Si vous souhaitez consolider 100 feuilles de calcul en un seul rapport principal, un outil iPaaS ne peut pas le faire. Vous seriez obligé de construire et de maintenir 100 séparés “Scénarios” - un pour chaque fichier. Il déplace les données, mais ne peut pas les transformer à grande échelle.

La réalité cachée : Le travail vit toujours dans les tableurs

C'est la réalité cachée des entreprises modernes : malgré toutes les nouvelles plateformes, les feuilles de calcul restent le véritable “système d'exploitation” pour les finances, les opérations et le marketing.

Les données commencent, se déplacent et se terminent dans Google Sheets ou Excel.

Mais cette flexibilité crée un “chaos de données” : fichiers en double, confusion des versions et mises à jour manuelles interminables. Ni la RPA ni l'iPaaS n'ont été conçus pour résoudre ce problème. Ils automatisent autour des feuilles de calcul, pas à l'intérieur les.

La solution : Le paradigme des “données d'abord

Cela nous amène à la troisième approche : “Les données d'abord“.

Ce paradigme ne se préoccupe pas des clics (RPA) ou des événements uniques (iPaaS). Il part des données elle-même-Il s'agit de les nettoyer, de les fusionner, de les filtrer et de les distribuer directement dans l'environnement du tableur.

Au lieu d'un script RPA fragile en 100 étapes, la solution “Data-First” au problème des 100 rapports ressemble à ceci :

  • Source: Pointez sur le dossier contenant vos 100 rapports.
  • Processeur: Sélectionner “Fusionner”(pour ajouter toutes les données).
  • Destination: Indiquez votre fiche unique.

C'est tout. Un seul flux de travail. Il s'agit d'une automatisation qui comprend la structure des données, et pas seulement les tâches de l'interface utilisateur.

Paradigme Couche de base Ce qu'il automatise Limitation de la clé
Priorité à la tâche (RPA) Interface utilisateur (UI) Clics et actions humains Fragile (se brise lors des changements d'interface utilisateur)
Le déclencheur d'abord (iPaaS) Application (API) Événements et intégrations Peu profond (ne peut pas fusionner 100 fichiers)
Les données d'abord Couche de données (fichiers) Flux de données et transformations Spécialisé (conçu pour les données/feuilles)

La place de Sheetgo

C'est dans le cadre de cette approche “Data-first” que Sheetgo conduit.

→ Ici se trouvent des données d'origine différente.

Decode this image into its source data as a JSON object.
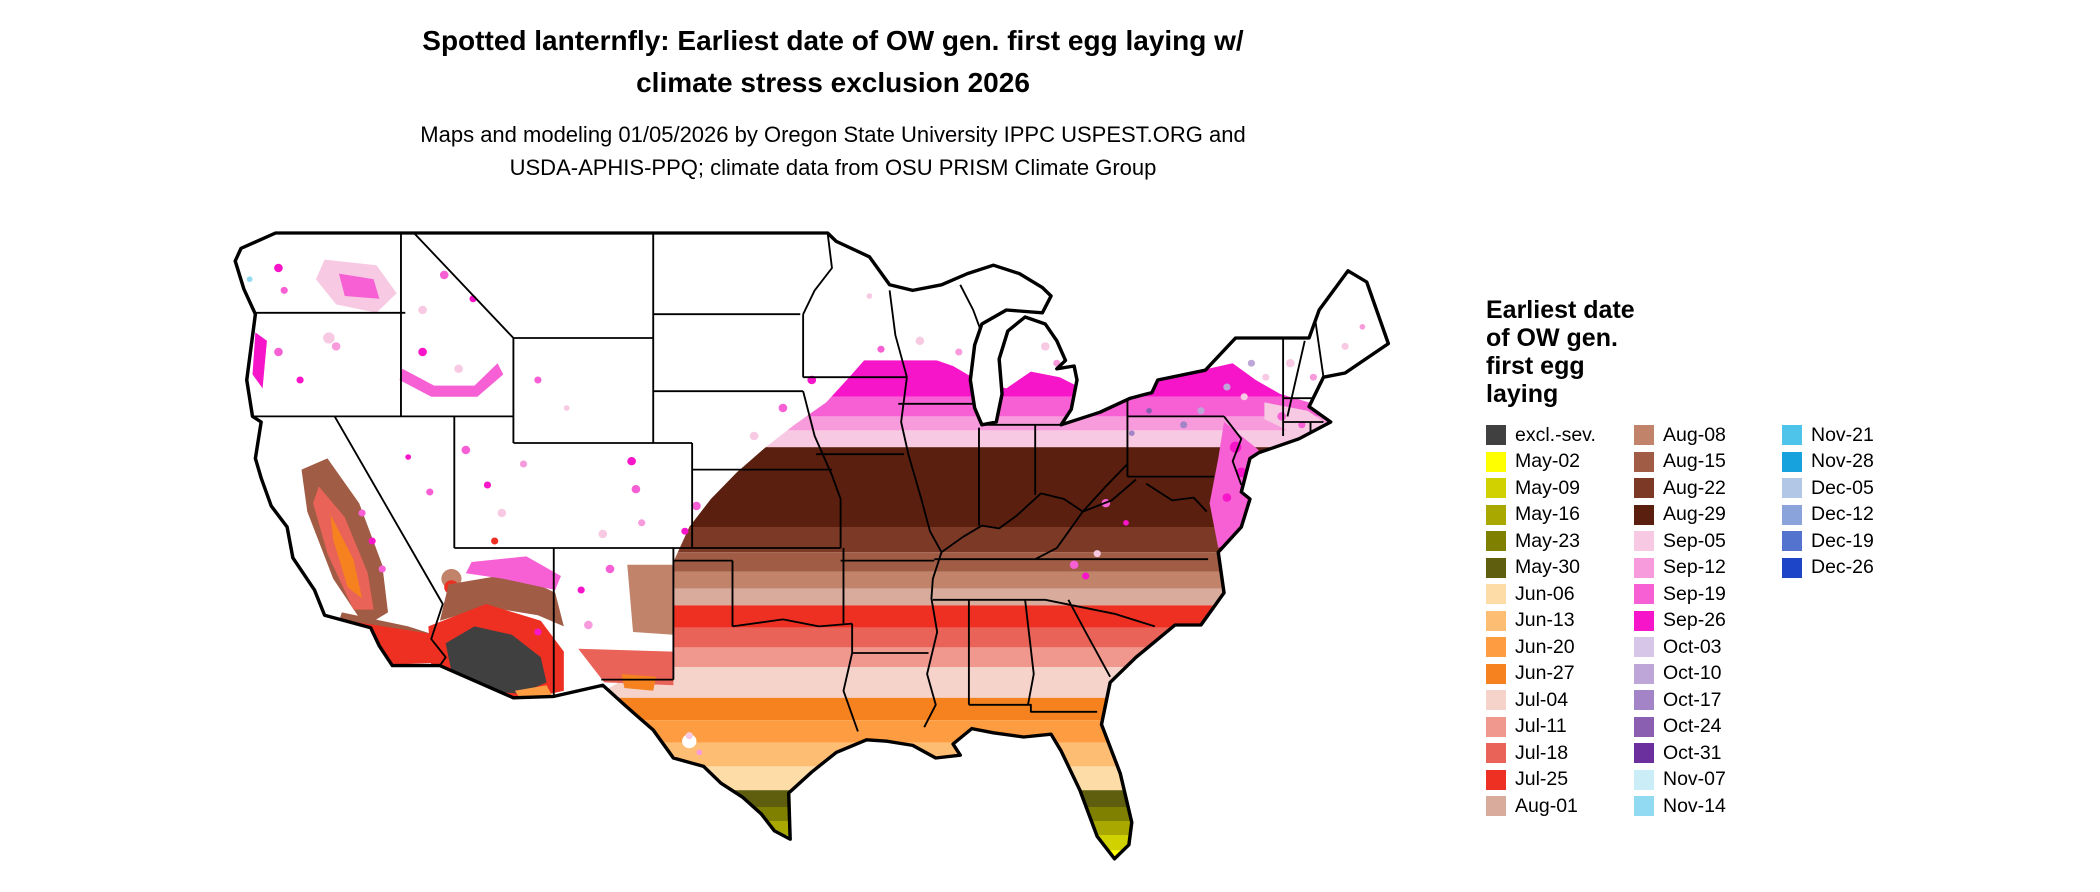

Sheetgo est un Plate-forme d'automatisation axée sur les données construit nativement pour l'écosystème des feuilles de calcul (Google Sheets, Excel, CSV, Drive).

Il offre ce que la RPA promet - automatisation, précision et efficacité - mais sans les robots fragiles, les scripts complexes ou les frais de maintenance élevés. Il s'agit d'un outil spécialisé et évolutif conçu pour le “chaos des feuilles de calcul” que les outils à usage général ne peuvent pas résoudre.

Zooming out, this data-first approach also fits the broader question of how to architect enterprise workflow automation when ERPs, multi-SaaS stacks, and custom builds each leave a different gap.